14 de janeiro de 2016

Fé temerária, razão subtraída.



Touro, pintura de Johfra Bosschart.

Não vejo mal no exercício da liberdade altruísta. Por que temos que compreender a deidade como uma força impositiva? Por que não podemos exercer nossas ações e nossas vontades, considerando que delas resultam a satisfação nossa ou de muitas pessoas, sem que disso nos tornemos temerosos?


Não considero o temor a Deus uma virtude. É antes uma debilidade humana, não uma virtude. Por isso, sinto proximidade com a inquietude e a angústia que movimentaram muitos pensadores. Em alguns momentos, é a sensibilidade que me encanta; em outros, o próprio exercício literário é o que me agrada.


A argúcia de Schopenhauer. O destemor e a sensibilidade de Nietzsche. A soberba vocação para a inquietude de Unamuno. A clareza de Einstein cujos argumentos expõe para defender uma compreensão evolutiva da deidade.


Por que uma postura destemida deve ser considerada maligna?  A inclinação dessas questões não satisfaz um entendimento parcimonioso. Quando o exercício da cética como atitude elaboradora das convicções foi compreendida como instrumento do maligno? As indagações não são o ponto de partida na construção do conhecimento humano?

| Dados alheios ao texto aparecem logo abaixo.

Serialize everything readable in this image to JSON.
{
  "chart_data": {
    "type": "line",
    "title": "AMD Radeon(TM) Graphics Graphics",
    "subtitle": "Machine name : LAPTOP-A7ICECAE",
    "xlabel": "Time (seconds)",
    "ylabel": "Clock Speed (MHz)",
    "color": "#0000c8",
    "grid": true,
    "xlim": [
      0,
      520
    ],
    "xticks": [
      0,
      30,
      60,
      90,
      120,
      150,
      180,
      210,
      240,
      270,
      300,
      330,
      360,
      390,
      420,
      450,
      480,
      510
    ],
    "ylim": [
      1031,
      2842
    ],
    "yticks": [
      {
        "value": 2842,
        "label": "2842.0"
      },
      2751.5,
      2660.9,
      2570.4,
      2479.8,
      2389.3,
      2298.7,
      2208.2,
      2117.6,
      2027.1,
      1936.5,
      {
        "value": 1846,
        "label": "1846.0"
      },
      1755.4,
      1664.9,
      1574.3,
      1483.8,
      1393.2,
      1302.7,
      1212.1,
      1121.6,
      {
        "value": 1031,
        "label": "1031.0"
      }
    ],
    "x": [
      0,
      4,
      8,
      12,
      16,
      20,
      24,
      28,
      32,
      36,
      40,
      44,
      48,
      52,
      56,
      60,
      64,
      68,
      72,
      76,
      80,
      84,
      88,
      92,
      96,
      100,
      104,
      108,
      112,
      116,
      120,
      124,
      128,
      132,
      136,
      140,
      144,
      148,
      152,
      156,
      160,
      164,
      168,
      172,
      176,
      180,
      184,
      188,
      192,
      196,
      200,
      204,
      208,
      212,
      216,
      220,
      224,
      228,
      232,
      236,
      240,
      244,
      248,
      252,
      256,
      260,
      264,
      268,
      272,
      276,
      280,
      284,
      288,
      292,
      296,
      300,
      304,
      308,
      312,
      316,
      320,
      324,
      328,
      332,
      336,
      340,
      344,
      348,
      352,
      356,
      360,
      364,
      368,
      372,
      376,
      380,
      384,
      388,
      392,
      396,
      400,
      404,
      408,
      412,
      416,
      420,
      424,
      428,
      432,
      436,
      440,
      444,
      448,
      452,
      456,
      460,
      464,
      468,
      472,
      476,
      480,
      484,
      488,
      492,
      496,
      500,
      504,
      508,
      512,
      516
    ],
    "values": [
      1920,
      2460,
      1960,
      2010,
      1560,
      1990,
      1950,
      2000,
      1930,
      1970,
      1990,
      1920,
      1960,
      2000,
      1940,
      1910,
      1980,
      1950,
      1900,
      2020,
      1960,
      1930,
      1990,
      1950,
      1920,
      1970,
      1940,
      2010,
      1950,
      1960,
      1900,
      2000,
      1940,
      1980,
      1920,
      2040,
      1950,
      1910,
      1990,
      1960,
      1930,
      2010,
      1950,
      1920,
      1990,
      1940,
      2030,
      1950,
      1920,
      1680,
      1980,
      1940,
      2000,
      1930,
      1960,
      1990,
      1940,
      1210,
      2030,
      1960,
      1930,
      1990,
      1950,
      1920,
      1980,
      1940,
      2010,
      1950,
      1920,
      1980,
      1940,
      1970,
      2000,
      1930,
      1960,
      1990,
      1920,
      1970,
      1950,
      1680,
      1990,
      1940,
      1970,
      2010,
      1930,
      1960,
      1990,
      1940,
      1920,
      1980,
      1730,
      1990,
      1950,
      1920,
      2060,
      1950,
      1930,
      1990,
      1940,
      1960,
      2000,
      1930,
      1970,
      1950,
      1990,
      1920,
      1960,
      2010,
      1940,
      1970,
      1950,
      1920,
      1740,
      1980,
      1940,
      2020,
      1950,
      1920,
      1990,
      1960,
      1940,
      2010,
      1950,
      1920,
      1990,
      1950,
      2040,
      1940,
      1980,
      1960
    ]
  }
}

Percebo que, para a abastada maioria, o divino funciona como uma bengala, sem a qual não se pode suportar o peso de si mesmo. Mal e bem se equivalem na manipulação de elementos sagrados e elaboração de uma normatividade ritualística, impositiva para a conduta humana, voltadas à consecução de fins predeterminados. E é aqui o ponto no qual se distanciam, o direcionamento dos fins pretendidos.





Mas ponhamos desde logo o mal em evidência, em toda a sua diversidade: cada qual nele reconhecerá o que lhe diz respeito pessoalmente. Ao mesmo tempo, dar-te-ás conta de tudo quanto tens menos a sofrer deste descontentamento de ti, do que aqueles que, estando ligados por uma profissão de fé faustosa e ornando com um nome pomposo a miséria que os consome, teimam no papel que escolheram, menos por convicção que por questão de honra.
Sêneca, em resposta às inquietações de Sereno, “Da tranquilidade da alma”.